At this point in the story, I feel like God should show up and say, No. Absolutely not. You made this mess. Now you’re going to live with it. Instead, God endorses Sarah’s plan to cast Hagar and the child out, and they’re sent off in the wilderness where they nearly die from exposure and starvation. In the end, God heard the child’s cries and saved them, promising that Ishmael would not only survive, but would become the father of a great nation. God had his own plan for Ishmael, which involved being painfully separated from his family. It’s not how I’d have done it though. I have no stomach for putting a mother and child through such a trial.
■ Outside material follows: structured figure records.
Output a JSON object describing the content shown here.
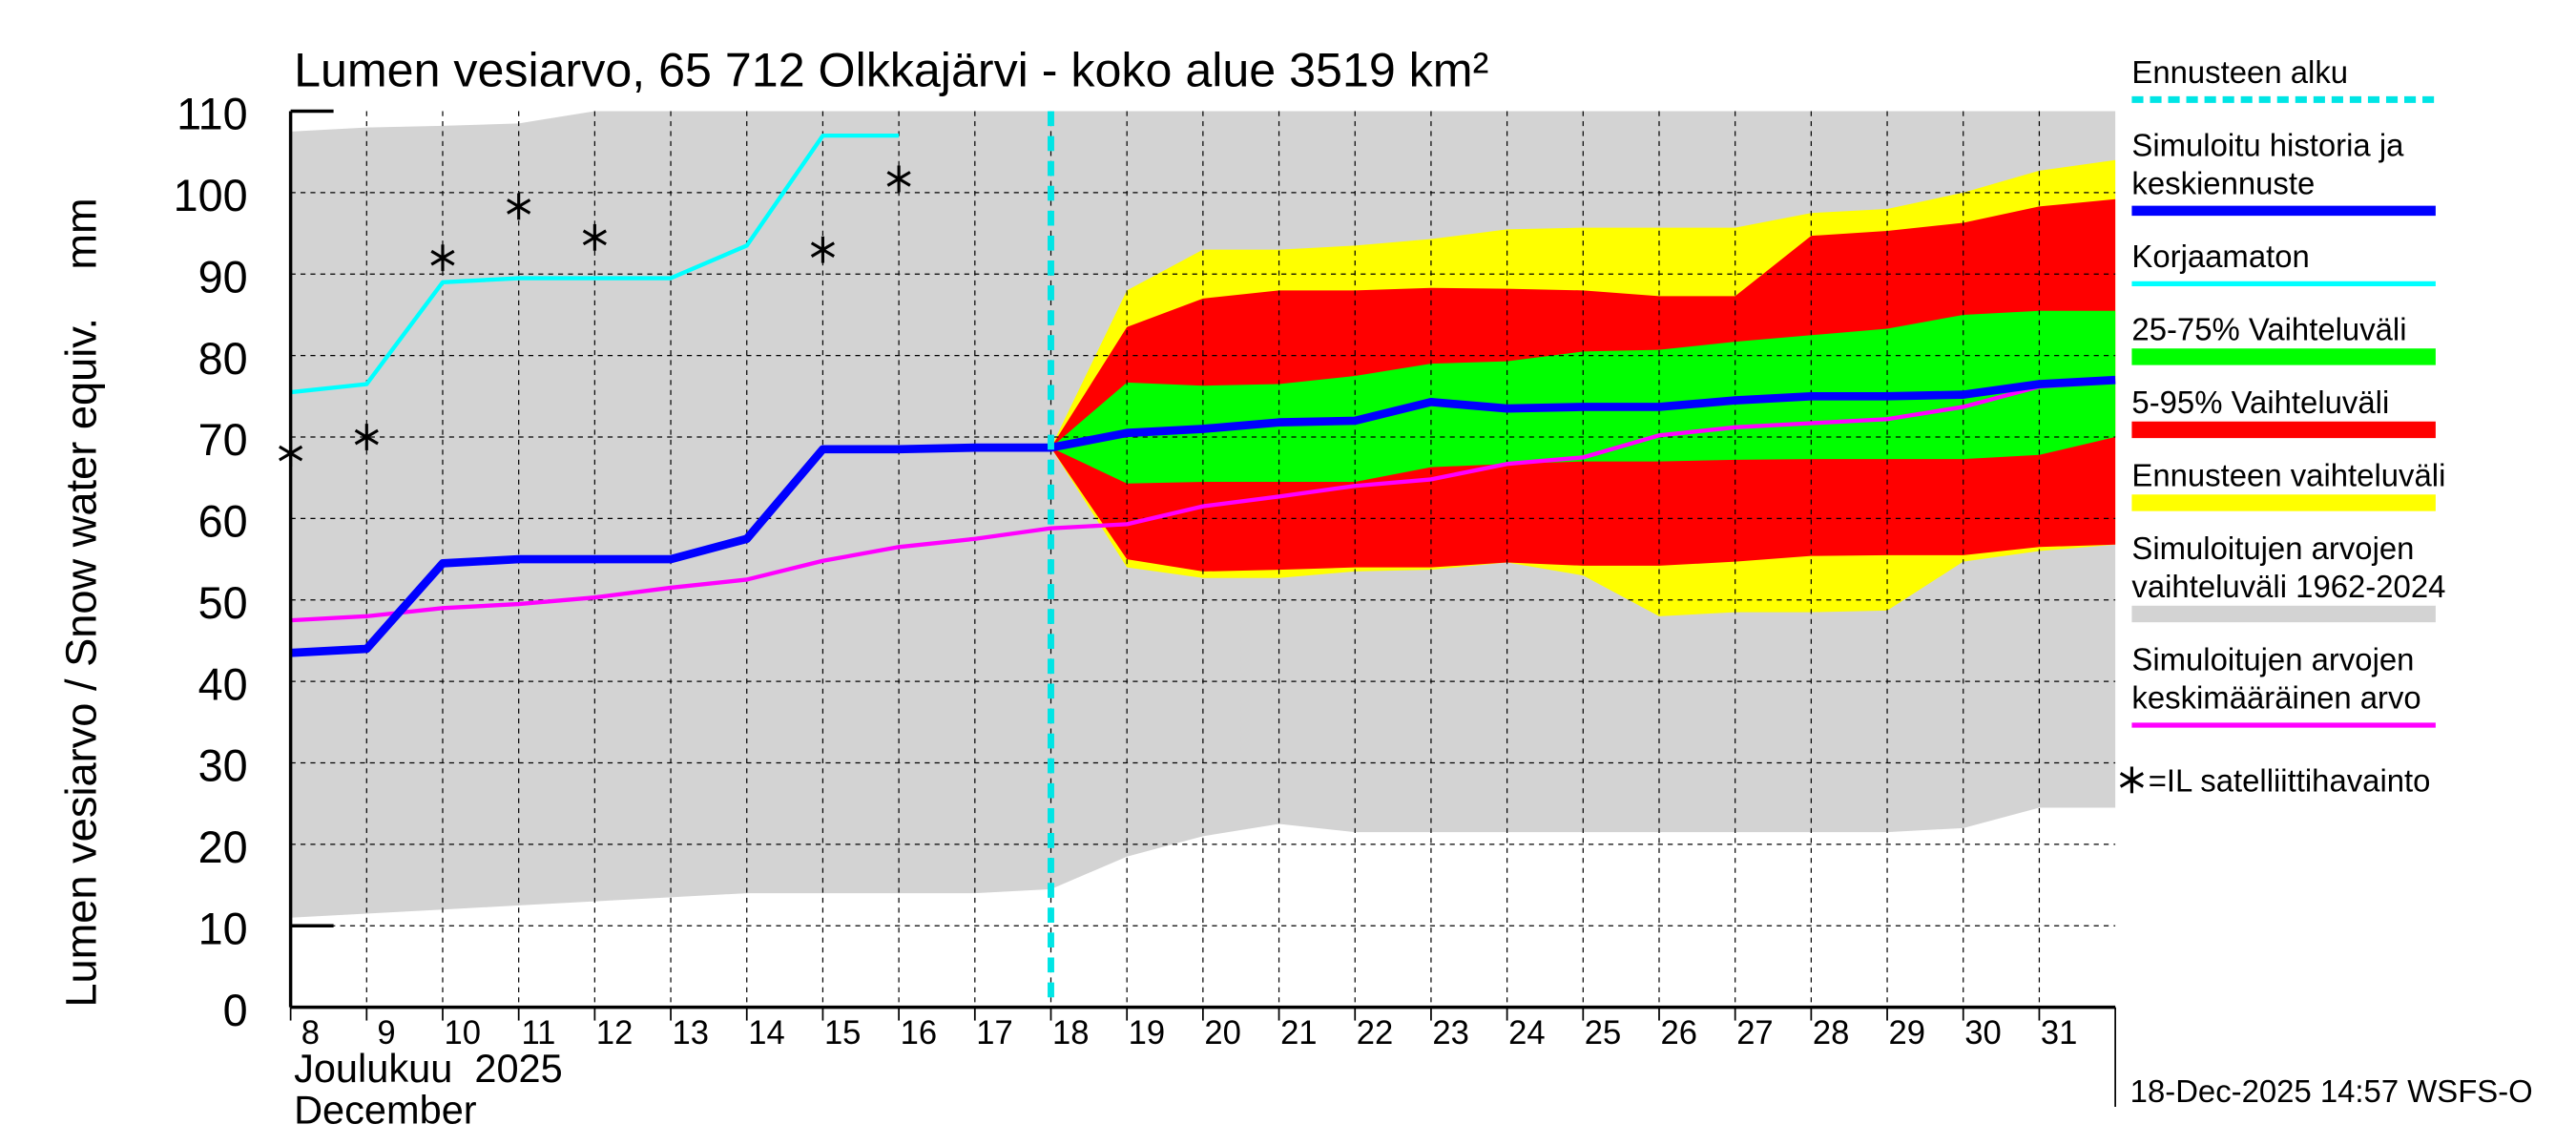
{
  "chart_data": {
    "type": "area",
    "title": "Lumen vesiarvo, 65 712 Olkkajärvi - koko alue 3519 km²",
    "ylabel": "Lumen vesiarvo / Snow water equiv.    mm",
    "xlabel_line1": "Joulukuu  2025",
    "xlabel_line2": "December",
    "ylim": [
      0,
      110
    ],
    "xlim": [
      8,
      32
    ],
    "yticks": [
      0,
      10,
      20,
      30,
      40,
      50,
      60,
      70,
      80,
      90,
      100,
      110
    ],
    "xticks": [
      8,
      9,
      10,
      11,
      12,
      13,
      14,
      15,
      16,
      17,
      18,
      19,
      20,
      21,
      22,
      23,
      24,
      25,
      26,
      27,
      28,
      29,
      30,
      31
    ],
    "grid": true,
    "forecast_start": 18,
    "timestamp": "18-Dec-2025 14:57 WSFS-O",
    "series": {
      "historical_range": {
        "name": "Simuloitujen arvojen vaihteluväli 1962-2024",
        "color": "#d3d3d3",
        "x": [
          8,
          9,
          10,
          11,
          12,
          13,
          14,
          15,
          16,
          17,
          18,
          19,
          20,
          21,
          22,
          23,
          24,
          25,
          26,
          27,
          28,
          29,
          30,
          31,
          32
        ],
        "upper": [
          107.5,
          108,
          108.2,
          108.5,
          110,
          110,
          110,
          110,
          110,
          110,
          110,
          110,
          110,
          110,
          110,
          110,
          110,
          110,
          110,
          110,
          110,
          110,
          110,
          110,
          110
        ],
        "lower": [
          11,
          11.5,
          12,
          12.5,
          13,
          13.5,
          14,
          14,
          14,
          14,
          14.5,
          18.5,
          21,
          22.5,
          21.5,
          21.5,
          21.5,
          21.5,
          21.5,
          21.5,
          21.5,
          21.5,
          22,
          24.5,
          24.5
        ]
      },
      "forecast_range": {
        "name": "Ennusteen vaihteluväli",
        "color": "#ffff00",
        "x": [
          18,
          19,
          20,
          21,
          22,
          23,
          24,
          25,
          26,
          27,
          28,
          29,
          30,
          31,
          32
        ],
        "upper": [
          68.7,
          88,
          93,
          93,
          93.5,
          94.3,
          95.5,
          95.7,
          95.7,
          95.7,
          97.5,
          98,
          100,
          102.7,
          104
        ],
        "lower": [
          68.7,
          54,
          52.7,
          52.7,
          53.5,
          53.7,
          54.6,
          53,
          48,
          48.5,
          48.5,
          48.7,
          54.7,
          56,
          56.8
        ]
      },
      "range_5_95": {
        "name": "5-95% Vaihteluväli",
        "color": "#ff0000",
        "x": [
          18,
          19,
          20,
          21,
          22,
          23,
          24,
          25,
          26,
          27,
          28,
          29,
          30,
          31,
          32
        ],
        "upper": [
          68.7,
          83.5,
          87,
          88,
          88,
          88.3,
          88.2,
          88,
          87.3,
          87.3,
          94.7,
          95.3,
          96.3,
          98.3,
          99.2
        ],
        "lower": [
          68.7,
          55,
          53.5,
          53.7,
          54,
          54,
          54.6,
          54.2,
          54.2,
          54.7,
          55.4,
          55.5,
          55.5,
          56.5,
          56.8
        ]
      },
      "range_25_75": {
        "name": "25-75% Vaihteluväli",
        "color": "#00ff00",
        "x": [
          18,
          19,
          20,
          21,
          22,
          23,
          24,
          25,
          26,
          27,
          28,
          29,
          30,
          31,
          32
        ],
        "upper": [
          68.7,
          76.7,
          76.3,
          76.5,
          77.5,
          79,
          79.3,
          80.5,
          80.7,
          81.7,
          82.5,
          83.3,
          85,
          85.5,
          85.5
        ],
        "lower": [
          68.7,
          64.3,
          64.5,
          64.5,
          64.5,
          66.3,
          66.7,
          67,
          67,
          67.2,
          67.3,
          67.3,
          67.3,
          67.8,
          70
        ]
      },
      "mean": {
        "name": "Simuloitujen arvojen keskimääräinen arvo",
        "color": "#ff00ff",
        "x": [
          8,
          9,
          10,
          11,
          12,
          13,
          14,
          15,
          16,
          17,
          18,
          19,
          20,
          21,
          22,
          23,
          24,
          25,
          26,
          27,
          28,
          29,
          30,
          31,
          32
        ],
        "y": [
          47.5,
          48,
          49,
          49.5,
          50.3,
          51.5,
          52.5,
          54.8,
          56.5,
          57.5,
          58.8,
          59.3,
          61.5,
          62.7,
          64,
          64.8,
          66.7,
          67.5,
          70.2,
          71.2,
          71.7,
          72.2,
          73.7,
          76.2,
          76.8
        ]
      },
      "uncorrected": {
        "name": "Korjaamaton",
        "color": "#00ffff",
        "x": [
          8,
          9,
          10,
          11,
          12,
          13,
          14,
          15,
          16
        ],
        "y": [
          75.5,
          76.5,
          89,
          89.5,
          89.5,
          89.5,
          93.5,
          107,
          107
        ]
      },
      "simulated": {
        "name": "Simuloitu historia ja keskiennuste",
        "color": "#0000ff",
        "x": [
          8,
          9,
          10,
          11,
          12,
          13,
          14,
          15,
          16,
          17,
          18,
          19,
          20,
          21,
          22,
          23,
          24,
          25,
          26,
          27,
          28,
          29,
          30,
          31,
          32
        ],
        "y": [
          43.5,
          44,
          54.5,
          55,
          55,
          55,
          57.5,
          68.5,
          68.5,
          68.7,
          68.7,
          70.5,
          71,
          71.8,
          72,
          74.3,
          73.5,
          73.7,
          73.7,
          74.5,
          75,
          75,
          75.2,
          76.5,
          77
        ]
      },
      "satellite": {
        "name": "=IL satelliittihavainto",
        "x": [
          8,
          9,
          10,
          11,
          12,
          15,
          16
        ],
        "y": [
          68,
          70,
          92,
          98.3,
          94.5,
          93,
          101.7
        ]
      }
    },
    "legend": [
      {
        "key": "forecast_start",
        "lines": [
          "Ennusteen alku"
        ],
        "color": "#00e5e5",
        "style": "dashed"
      },
      {
        "key": "simulated",
        "lines": [
          "Simuloitu historia ja",
          "keskiennuste"
        ],
        "color": "#0000ff",
        "style": "thick"
      },
      {
        "key": "uncorrected",
        "lines": [
          "Korjaamaton"
        ],
        "color": "#00ffff",
        "style": "line"
      },
      {
        "key": "range_25_75",
        "lines": [
          "25-75% Vaihteluväli"
        ],
        "color": "#00ff00",
        "style": "band"
      },
      {
        "key": "range_5_95",
        "lines": [
          "5-95% Vaihteluväli"
        ],
        "color": "#ff0000",
        "style": "band"
      },
      {
        "key": "forecast_range",
        "lines": [
          "Ennusteen vaihteluväli"
        ],
        "color": "#ffff00",
        "style": "band"
      },
      {
        "key": "historical_range",
        "lines": [
          "Simuloitujen arvojen",
          "vaihteluväli 1962-2024"
        ],
        "color": "#d3d3d3",
        "style": "band"
      },
      {
        "key": "mean",
        "lines": [
          "Simuloitujen arvojen",
          "keskimääräinen arvo"
        ],
        "color": "#ff00ff",
        "style": "line"
      }
    ],
    "legend_star_label": "=IL satelliittihavainto",
    "legend_placement": "right"
  }
}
A lot of us have found ourselves here. If this is God’s plan, then God’s plan stinks. It’s difficult, during the trial, to understand what God is doing. If we knew that our version of happily ever after was coming, then faith may be a little easier. But we know that’s not always the case. Sick loved ones do sometimes die. Some who are addicted never recover. Marriages fail. The challenge for us, is to daily look to God, asking what he wants us to do in the trial. I may not like this situation, but I believe in you God. Show me how I’m supposed to respond. We can’t control the world, but we can follow the one who does. We may not like God’s plan, but we’re not in control. God is. Whether we feel like it right now or not, he loves us and desires that which is ultimately best for us.